Tennis Is finally getting it right… Gone are the days of kids playing with massive rackets, and on courts the same size as adults. Just as there are progressions in pretty much every other sport, tennis has changed. And I am in agreeance, that it has changed for the better, and for the better enjoyment from the kids.
There are downfalls. The cost of the different balls is not cheap. Where before old balls would do ( and generally be ok for the kids due to a lower bounce than new balls), coaches would need to purchase baskets of color specific balls for their coaching clinics. But, in my opinion, its well worth the cost, especially when they are rallying. When you see the littlies out on “their sized” court, playing “their real tennis” match, it all makes sense. Its the speed of these balls through the air, combined with the height of the bounce, that provides the difference.
1. THE BALLS
The very first stage of the ball progression is the foam ball. Totally ideal for 3-4 yr olds. The balls are very light, so their arms can cope with the impact of the racket hitting the ball, yet don’t go too far, and are the slowest moving ball.

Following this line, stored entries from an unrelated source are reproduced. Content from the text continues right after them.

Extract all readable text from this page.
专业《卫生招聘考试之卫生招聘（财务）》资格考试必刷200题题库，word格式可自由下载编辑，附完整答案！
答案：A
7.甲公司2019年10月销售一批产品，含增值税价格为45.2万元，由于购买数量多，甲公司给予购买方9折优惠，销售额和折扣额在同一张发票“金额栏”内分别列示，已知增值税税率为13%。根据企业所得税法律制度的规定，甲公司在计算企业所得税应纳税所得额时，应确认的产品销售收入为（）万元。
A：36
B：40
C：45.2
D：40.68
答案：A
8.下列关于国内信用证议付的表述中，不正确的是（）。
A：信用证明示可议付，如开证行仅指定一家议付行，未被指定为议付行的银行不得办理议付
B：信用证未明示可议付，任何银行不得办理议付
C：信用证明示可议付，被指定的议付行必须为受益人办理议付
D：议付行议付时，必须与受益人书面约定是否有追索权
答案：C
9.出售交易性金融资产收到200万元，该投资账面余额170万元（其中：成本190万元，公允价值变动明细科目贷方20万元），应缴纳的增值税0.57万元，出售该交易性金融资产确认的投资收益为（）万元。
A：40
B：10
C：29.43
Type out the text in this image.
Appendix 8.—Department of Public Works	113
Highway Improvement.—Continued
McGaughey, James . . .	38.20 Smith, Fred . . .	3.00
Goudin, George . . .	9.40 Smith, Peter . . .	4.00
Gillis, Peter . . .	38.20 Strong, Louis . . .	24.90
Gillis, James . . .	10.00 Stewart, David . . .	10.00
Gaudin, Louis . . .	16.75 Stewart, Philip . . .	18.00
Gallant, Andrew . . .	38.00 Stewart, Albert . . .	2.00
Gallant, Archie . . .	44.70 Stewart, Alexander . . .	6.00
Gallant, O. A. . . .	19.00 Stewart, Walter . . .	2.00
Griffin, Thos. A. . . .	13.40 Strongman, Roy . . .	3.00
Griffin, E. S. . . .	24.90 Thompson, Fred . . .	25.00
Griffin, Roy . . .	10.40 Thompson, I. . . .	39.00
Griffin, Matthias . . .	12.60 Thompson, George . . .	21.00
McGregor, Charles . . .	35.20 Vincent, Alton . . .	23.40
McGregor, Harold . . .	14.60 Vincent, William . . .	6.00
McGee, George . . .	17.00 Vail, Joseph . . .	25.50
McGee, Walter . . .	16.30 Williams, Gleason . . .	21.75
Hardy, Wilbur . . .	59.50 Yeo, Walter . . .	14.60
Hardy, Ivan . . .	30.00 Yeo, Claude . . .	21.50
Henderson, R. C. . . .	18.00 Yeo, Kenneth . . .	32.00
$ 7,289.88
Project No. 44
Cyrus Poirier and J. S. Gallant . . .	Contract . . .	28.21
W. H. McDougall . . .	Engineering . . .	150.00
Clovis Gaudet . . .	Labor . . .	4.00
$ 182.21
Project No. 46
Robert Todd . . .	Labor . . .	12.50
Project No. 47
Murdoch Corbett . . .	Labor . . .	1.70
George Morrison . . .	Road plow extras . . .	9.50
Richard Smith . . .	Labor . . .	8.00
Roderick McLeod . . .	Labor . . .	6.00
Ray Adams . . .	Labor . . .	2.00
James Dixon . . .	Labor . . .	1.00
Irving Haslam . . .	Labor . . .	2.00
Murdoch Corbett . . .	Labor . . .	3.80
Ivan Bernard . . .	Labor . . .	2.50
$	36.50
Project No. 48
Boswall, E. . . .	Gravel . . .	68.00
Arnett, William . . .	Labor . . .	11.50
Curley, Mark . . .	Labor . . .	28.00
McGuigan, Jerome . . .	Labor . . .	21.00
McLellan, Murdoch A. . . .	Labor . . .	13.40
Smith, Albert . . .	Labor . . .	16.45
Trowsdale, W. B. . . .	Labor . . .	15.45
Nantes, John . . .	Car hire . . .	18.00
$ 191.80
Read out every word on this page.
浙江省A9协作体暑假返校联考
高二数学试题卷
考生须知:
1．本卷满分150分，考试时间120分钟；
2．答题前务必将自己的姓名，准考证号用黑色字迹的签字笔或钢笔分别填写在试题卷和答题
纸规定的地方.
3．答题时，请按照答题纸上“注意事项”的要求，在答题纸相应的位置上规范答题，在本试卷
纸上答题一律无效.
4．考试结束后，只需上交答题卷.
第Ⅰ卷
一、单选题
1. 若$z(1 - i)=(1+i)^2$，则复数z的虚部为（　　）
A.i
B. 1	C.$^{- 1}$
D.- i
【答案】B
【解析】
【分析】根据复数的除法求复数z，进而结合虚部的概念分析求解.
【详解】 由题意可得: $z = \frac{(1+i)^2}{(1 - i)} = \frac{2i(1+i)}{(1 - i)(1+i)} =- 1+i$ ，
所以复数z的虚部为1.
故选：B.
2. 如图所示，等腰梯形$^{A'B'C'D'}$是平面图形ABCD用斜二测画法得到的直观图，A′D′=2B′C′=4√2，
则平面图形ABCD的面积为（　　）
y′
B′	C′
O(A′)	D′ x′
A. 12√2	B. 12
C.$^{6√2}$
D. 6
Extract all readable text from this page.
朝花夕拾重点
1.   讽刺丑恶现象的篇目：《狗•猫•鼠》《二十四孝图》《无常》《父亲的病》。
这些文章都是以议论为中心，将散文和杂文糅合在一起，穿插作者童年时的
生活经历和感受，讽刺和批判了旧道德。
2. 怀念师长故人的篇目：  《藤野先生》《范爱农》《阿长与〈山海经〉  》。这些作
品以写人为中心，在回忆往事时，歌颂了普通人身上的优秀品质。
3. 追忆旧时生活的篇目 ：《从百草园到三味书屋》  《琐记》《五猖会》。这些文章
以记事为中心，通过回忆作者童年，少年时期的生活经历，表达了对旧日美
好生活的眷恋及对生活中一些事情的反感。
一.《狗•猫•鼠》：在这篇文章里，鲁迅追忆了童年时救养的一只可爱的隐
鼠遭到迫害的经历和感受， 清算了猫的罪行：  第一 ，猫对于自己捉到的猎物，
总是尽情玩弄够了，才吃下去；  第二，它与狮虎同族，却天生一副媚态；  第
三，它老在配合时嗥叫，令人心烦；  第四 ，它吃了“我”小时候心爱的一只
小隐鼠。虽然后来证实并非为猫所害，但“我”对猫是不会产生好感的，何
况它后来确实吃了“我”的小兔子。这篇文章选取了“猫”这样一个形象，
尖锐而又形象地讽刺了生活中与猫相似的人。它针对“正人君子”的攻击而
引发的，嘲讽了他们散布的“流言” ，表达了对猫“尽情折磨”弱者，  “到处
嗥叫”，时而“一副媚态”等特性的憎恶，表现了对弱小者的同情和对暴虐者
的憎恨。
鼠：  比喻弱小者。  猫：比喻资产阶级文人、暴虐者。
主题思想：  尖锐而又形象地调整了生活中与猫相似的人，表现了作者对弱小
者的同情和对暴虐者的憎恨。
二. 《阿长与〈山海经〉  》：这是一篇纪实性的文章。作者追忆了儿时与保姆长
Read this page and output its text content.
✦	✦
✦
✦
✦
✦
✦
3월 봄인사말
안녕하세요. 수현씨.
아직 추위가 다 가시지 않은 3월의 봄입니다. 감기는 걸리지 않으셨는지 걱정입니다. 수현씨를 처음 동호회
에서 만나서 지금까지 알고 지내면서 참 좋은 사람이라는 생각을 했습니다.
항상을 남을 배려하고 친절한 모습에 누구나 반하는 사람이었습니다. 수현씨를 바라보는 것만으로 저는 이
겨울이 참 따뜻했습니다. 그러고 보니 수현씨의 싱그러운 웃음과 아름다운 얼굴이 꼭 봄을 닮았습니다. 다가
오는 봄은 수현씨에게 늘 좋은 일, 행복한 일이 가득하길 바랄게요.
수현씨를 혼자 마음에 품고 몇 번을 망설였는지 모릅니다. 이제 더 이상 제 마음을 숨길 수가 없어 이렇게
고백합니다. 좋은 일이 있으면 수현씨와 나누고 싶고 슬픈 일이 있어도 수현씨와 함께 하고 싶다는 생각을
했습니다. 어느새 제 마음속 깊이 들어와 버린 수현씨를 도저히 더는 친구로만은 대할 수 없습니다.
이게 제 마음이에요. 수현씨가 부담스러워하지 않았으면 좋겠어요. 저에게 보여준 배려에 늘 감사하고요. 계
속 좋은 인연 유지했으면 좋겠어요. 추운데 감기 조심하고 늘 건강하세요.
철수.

The next progressions are as follows. The main concept is the speed of the ball starts alot slower than a normal tennis ball, but progresses as a child gets older, as their perception and reaction time gets quicker. A big factor is also in the bounce of the ball… the height of a child is alot different to an adult. The balls are designed so the bounce is more proportionate to the contact zone (easiest place to hit ball, i.e between shoulders and hips) of the child, mainly in terms of height
RED balls – are bigger, go slower and bounce lower than the orange balls. (8 and under)
ORANGE – moves slower and bounces lower than the green ball. (8 -10)
GREEN – the last stage before normal tennis ball. (9+yrs)
Using the right level balls for your childs progression certainly makes it easier for them to learn and keep good technique as they progress. It also makes it easier for you as a parent to have rallies with them. If you are spending time at the courts with the kids, it is well worth investing in a few of these low compression balls.